I’m not going to lie: I was really worried about going to Greece for a semester. Not because of the riots or the economic situation — the American media actually makes it seem a lot worse than it actually is. As far as the riots are concerned, Athens is one of the safest cities in Europe.
Anyone who’s been around me knows that I’m a shy person in the beginning. That coupled with the idea of going to a country with a completely different culture and language was a little intimidating. These thoughts didn’t last as my plane entered Athenian airspace.
One moment I was staring at these little ice crystals forming outside the plane on my window as we descended into a cloud. All of a sudden, I saw the vast expanse of mountainous faces reaching with all their might towards the sky as if they were all Titans struggling to free themselves from their prison beneath the Earth’s crust.

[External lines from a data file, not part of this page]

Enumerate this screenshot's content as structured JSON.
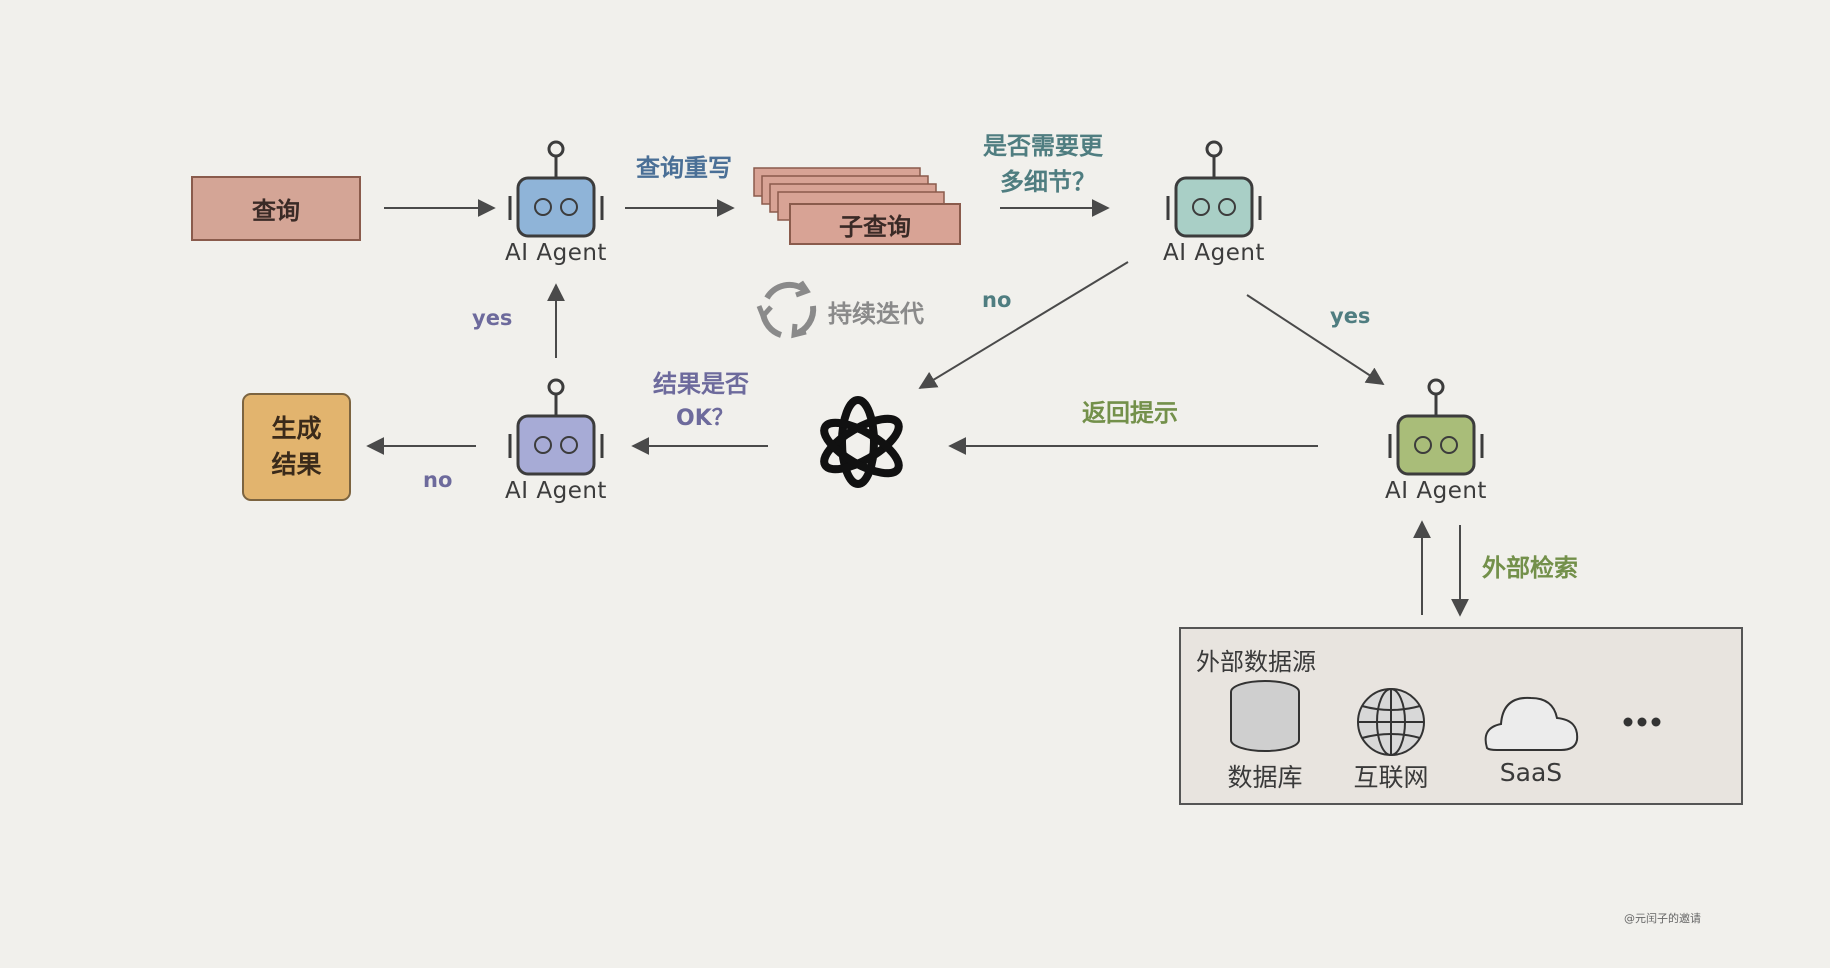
{
  "colors": {
    "background": "#f1f0ec",
    "query_box": "#d4a596",
    "subquery_box": "#d8a395",
    "result_box": "#e2b46e",
    "agent1": "#8fb4d8",
    "agent2": "#a9cfc6",
    "agent3": "#a7abd6",
    "agent4": "#a9bd79",
    "arrow": "#4a4a4a",
    "blue_text": "#4a6f96",
    "teal_text": "#4f7d80",
    "purple_text": "#6d6a9c",
    "green_text": "#73904a",
    "gray_text": "#8a8a8a"
  },
  "nodes": {
    "query": "查询",
    "subquery": "子查询",
    "result_line1": "生成",
    "result_line2": "结果",
    "agent_label": "AI Agent"
  },
  "edges": {
    "rewrite": "查询重写",
    "need_detail_1": "是否需要更",
    "need_detail_2": "多细节？",
    "no_top": "no",
    "yes_right": "yes",
    "return_hint": "返回提示",
    "result_ok_1": "结果是否",
    "result_ok_2": "OK？",
    "yes_left": "yes",
    "no_left": "no",
    "external_search": "外部检索",
    "iterate": "持续迭代"
  },
  "sources": {
    "title": "外部数据源",
    "items": [
      {
        "label": "数据库",
        "icon": "database-icon"
      },
      {
        "label": "互联网",
        "icon": "globe-icon"
      },
      {
        "label": "SaaS",
        "icon": "cloud-icon"
      },
      {
        "label": "",
        "icon": "ellipsis-icon"
      }
    ]
  },
  "watermark": "@元闰子的邀请"
}
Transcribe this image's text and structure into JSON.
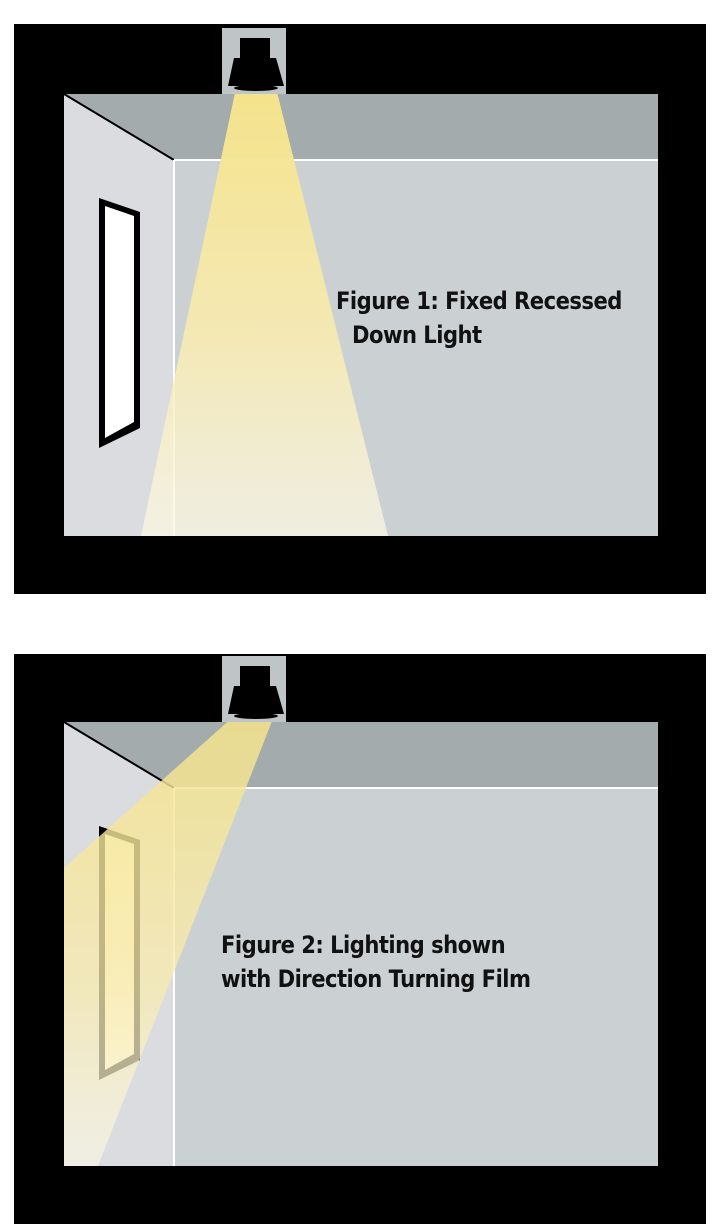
{
  "figures": [
    {
      "caption_line_1": "Figure 1: Fixed Recessed",
      "caption_line_2": "Down Light"
    },
    {
      "caption_line_1": "Figure 2: Lighting shown",
      "caption_line_2": "with Direction Turning Film"
    }
  ],
  "colors": {
    "frame": "#000000",
    "ceiling": "#a3abad",
    "back_wall": "#cbd1d3",
    "side_wall": "#dadcdf",
    "fixture_housing": "#bfc4c7",
    "light_beam": "#f7e79a",
    "window_pane": "#ffffff"
  },
  "icons": [
    "recessed-downlight-icon"
  ]
}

Outside, the warm sun had begun to slowly melt the ice crystals, turning them into happy little beads of water. In the same way, the worries that had been running through my head the entire day also began to melt into happy little beads of anticipation, wonder and hope.
As I looked down, every ounce of homesickness coursing through my veins dissolved into brief shards of memories from the last time I was in Greece. I then began to look forward to all that would happen in the months to come.
My first week here was strictly orientation: learning what to do and what not to do. I’ve only gotten lost once, which is a feat for someone as directionally impaired as I am. I have mastered the metro, the trolley, and the bus systems (more or less). My apartment is on a street with several amazing bakeries and shops. I’m even a few minutes away from the lovely Kallimamaro Stadium, and you can see the Acropolis from the classrooms.
I took a weekend trip to the island of Andros. The wind there was insane; I was almost blown off several times from a cliff and into the raging ocean. I also saw Bronze Age archaeological remains in the town of Ypsili, including several broken down houses with fire pits, a temple and an altar. There was also a 19th century olive mill that had been restored to its former glory, complete with a video of how olive oil was made back in the day — a lot of hard work!
I also saw a monastery on top of a mountain that was built in the 1000s! The story goes that two hermit monks were trying to find a place to worship where they would be close to God. They found an idol of the Virgin Mary and carried it to their camp. In the middle of the night, the idol began to glow and walked its way back to its original spot, the place where the monastery was later built.
The beaches here are gorgeous, if not a little deadly when the wind picks up sand and tosses it in your face. Getting to these beaches, however, involves many flights of stairs and steep inclines. At least I’ll stay fit! I also took a trip to the Temple of Poseidon in Sounio located on a cliff with the most beautiful seascape behind it.
The people in Athens are an interesting bunch. A good portion knows at least some English and can spot an American a kilometer away. Sometimes it’s difficult to engage them in Greek because they think it is easier to simply answer in English. There are some people who will let loose a small, pleased smile when you thank them or attempt to ask a question in their native tongue. For that smile, the mental agony of remembering words and the fear of saying something completely wrong is most definitely worth it.
I am looking forward to all the amazing things I will experience this term. Any worry or fear has settled down after my plane landed in Athens nearly two weeks ago. I can only wonder what treasures I will find in this city. Yeia sou!